Focus on what you can control: Why investment contributions matter more than returns

December 9, 2024

When you’re building an investment portfolio, you might feel pressure to choose the “perfect” investments for you. After all, the balance of your portfolio could have a significant influence on the potential returns you can expect, in turn affecting how easy it is to achieve your financial goals.

Though returns are undoubtedly an important factor in your wealth accumulation, the fact remains that they are ultimately unpredictable and outside of your control. All you can do is follow the key principles of investing to give your portfolio the greatest chance of benefiting from market returns while mitigating risk.

Fortunately, though, there is another factor to successful investing that is firmly within your control. Read on to learn more.

Focus on what you can control rather than on what you can’t

There are two factors that influence your financial success:

  • The returns your investments generate
  • The amount you contribute to your investments.

Though you can’t control the returns your portfolio could generate, you can control how much you contribute to your portfolio each year. Generally speaking, the more you contribute, the more opportunities your portfolio could have to benefit from market returns.  

This means that, far from being left up to fate or chance, your financial success is up to you. By making sacrifices in the short term, you could contribute more to your investments and improve the chances your portfolio has to grow your wealth and help you achieve your goals.

It could take around 20 years for the returns on your portfolio to outstrip your contributions

It’s a common misconception that investment returns will quickly outpace the contributions you make to your portfolio. In reality, it could take up to 20 years for this to happen if you make regular contributions and assume reasonable annual returns.

While returns are important, it’s your regular contributions that will usually have a greater influence on the growth of your portfolio, particularly in the early days of your investment journey.

Our experience suggests that those who prioritise investment contributions are more likely to achieve their long-term goals

In our experience of supporting expats in achieving their financial goals, we’ve noticed different approaches to investment contributions.
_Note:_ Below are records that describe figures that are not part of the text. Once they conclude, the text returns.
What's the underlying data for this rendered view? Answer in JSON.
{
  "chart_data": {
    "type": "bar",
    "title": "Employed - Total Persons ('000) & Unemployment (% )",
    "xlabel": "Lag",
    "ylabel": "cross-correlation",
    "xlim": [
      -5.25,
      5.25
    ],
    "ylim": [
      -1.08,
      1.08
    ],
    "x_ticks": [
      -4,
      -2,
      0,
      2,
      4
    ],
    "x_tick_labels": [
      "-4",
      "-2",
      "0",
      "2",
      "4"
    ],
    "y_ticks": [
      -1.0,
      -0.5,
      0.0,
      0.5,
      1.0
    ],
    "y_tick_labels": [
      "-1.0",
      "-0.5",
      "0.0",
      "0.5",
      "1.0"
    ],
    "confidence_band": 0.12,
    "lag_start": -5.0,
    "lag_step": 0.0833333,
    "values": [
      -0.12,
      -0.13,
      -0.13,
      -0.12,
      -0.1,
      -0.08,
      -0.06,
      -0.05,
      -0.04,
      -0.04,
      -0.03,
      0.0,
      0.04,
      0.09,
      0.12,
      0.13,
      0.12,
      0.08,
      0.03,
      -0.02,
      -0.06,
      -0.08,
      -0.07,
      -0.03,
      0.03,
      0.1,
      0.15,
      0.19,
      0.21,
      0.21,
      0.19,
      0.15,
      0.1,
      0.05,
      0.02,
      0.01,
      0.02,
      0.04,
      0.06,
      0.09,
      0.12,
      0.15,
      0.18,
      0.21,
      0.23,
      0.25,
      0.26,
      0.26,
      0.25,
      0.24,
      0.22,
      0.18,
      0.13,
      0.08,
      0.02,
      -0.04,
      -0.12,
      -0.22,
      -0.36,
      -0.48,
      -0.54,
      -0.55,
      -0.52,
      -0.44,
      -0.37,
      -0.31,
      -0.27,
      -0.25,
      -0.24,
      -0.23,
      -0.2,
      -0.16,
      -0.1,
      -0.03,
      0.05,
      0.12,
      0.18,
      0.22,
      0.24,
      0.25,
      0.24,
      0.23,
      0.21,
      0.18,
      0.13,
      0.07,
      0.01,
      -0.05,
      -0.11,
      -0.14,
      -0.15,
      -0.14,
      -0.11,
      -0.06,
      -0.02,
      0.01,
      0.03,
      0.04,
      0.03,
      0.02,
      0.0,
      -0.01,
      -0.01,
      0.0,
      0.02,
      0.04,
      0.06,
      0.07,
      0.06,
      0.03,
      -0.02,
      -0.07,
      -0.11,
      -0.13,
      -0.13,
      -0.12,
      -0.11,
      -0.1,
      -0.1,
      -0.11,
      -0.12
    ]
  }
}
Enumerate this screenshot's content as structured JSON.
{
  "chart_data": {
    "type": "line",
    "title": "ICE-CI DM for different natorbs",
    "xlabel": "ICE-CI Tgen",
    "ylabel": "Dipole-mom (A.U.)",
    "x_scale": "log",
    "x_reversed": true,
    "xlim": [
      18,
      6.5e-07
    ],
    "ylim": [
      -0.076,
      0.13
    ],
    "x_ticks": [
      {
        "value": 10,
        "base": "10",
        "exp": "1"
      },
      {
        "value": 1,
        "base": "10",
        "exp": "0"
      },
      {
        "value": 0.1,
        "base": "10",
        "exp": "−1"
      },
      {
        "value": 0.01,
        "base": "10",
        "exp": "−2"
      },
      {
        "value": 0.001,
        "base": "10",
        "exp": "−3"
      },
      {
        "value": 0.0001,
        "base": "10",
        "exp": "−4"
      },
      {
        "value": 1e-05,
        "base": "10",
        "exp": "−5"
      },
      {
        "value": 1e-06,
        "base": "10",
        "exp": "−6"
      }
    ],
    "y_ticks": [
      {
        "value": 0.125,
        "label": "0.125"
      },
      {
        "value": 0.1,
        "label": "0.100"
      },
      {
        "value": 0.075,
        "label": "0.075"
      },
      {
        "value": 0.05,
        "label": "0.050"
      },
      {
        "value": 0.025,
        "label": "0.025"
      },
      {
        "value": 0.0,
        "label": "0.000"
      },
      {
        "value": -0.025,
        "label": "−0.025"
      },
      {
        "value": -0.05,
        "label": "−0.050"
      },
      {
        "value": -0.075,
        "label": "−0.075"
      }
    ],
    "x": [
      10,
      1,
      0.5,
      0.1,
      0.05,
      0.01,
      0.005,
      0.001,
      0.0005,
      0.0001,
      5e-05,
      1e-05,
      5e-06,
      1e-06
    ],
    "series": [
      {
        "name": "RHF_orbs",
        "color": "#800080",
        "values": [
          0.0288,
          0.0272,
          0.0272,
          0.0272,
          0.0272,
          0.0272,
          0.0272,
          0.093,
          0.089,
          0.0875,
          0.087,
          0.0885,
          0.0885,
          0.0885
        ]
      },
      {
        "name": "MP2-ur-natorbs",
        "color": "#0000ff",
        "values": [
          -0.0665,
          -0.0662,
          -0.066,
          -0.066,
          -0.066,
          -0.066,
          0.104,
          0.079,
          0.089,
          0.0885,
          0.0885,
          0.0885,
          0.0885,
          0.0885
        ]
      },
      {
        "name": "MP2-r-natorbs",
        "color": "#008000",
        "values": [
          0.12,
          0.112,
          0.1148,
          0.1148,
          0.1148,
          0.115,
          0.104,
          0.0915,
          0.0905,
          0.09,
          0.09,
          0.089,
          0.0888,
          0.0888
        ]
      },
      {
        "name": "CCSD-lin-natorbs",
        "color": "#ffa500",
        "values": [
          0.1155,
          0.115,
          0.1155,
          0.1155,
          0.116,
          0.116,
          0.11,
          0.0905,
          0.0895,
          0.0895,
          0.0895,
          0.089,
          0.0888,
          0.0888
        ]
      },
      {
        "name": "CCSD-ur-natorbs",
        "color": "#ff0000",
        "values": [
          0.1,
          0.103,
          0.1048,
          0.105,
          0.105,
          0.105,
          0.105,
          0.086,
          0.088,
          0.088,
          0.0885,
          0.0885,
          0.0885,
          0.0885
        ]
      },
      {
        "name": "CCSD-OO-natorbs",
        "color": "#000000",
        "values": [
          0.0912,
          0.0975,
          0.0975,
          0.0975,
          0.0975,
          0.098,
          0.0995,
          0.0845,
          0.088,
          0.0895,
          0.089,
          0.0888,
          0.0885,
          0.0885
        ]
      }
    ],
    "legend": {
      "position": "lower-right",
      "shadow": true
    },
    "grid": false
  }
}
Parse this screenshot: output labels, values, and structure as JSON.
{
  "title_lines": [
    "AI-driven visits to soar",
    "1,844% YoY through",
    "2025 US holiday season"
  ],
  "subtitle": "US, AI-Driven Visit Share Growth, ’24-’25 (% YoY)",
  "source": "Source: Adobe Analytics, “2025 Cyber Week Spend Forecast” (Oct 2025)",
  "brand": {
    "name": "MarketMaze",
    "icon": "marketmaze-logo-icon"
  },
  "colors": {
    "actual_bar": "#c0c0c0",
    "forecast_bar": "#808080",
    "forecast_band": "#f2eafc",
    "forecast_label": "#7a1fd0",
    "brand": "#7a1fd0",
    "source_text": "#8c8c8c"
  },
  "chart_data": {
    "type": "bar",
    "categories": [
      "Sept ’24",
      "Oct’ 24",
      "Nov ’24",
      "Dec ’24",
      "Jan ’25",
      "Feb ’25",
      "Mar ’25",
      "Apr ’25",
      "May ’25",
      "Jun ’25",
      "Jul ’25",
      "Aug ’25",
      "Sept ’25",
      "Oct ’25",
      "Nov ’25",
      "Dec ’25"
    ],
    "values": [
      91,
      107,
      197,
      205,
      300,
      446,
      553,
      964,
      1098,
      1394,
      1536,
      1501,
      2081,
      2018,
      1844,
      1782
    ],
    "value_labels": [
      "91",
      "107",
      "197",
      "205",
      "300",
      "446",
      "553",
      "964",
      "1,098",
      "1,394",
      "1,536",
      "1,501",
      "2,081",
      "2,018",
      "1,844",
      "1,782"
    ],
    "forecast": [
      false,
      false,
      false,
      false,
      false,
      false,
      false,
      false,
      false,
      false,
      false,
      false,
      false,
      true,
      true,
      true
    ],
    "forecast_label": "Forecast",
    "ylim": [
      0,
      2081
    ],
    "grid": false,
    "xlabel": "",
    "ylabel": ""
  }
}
For some, investment contributions take priority, even when economic or stock market conditions are challenging. Rather than pausing their deposits, which they consider a last resort, they find a way to adjust their lifestyle.

Others are less disciplined and prefer to stop their contributions when conditions become challenging. Although the plan is always to resume contributions when conditions improve, volatility can sometimes last longer than anticipated.

Pausing contributions for an extended period of time can lead to a significant shortfall later on compared to those who continue to contribute to their portfolio.

Investment returns often fluctuate, but keeping a positive mindset can help you stay consistent with your contributions

Volatility is part and parcel of investing on the stock market, so any promises of high returns without risk are misleading at best and damaging at worst.

Instead, take your time to understand how investment growth has typically occurred according to historical data and trends. Doing so can help you stay focused on your role in your wealth accumulation.  

One way to reframe your perception of your investment contributions is to view them as a monthly expense and a non-negotiable investment in your future happiness. This clever mindset shift can help you feel more in control of your own financial success. It could also give you a greater chance of benefiting from compound returns over the long term.

If you can adopt this positive financial mindset, you can feel reassured that you are much more likely to achieve your financial goals.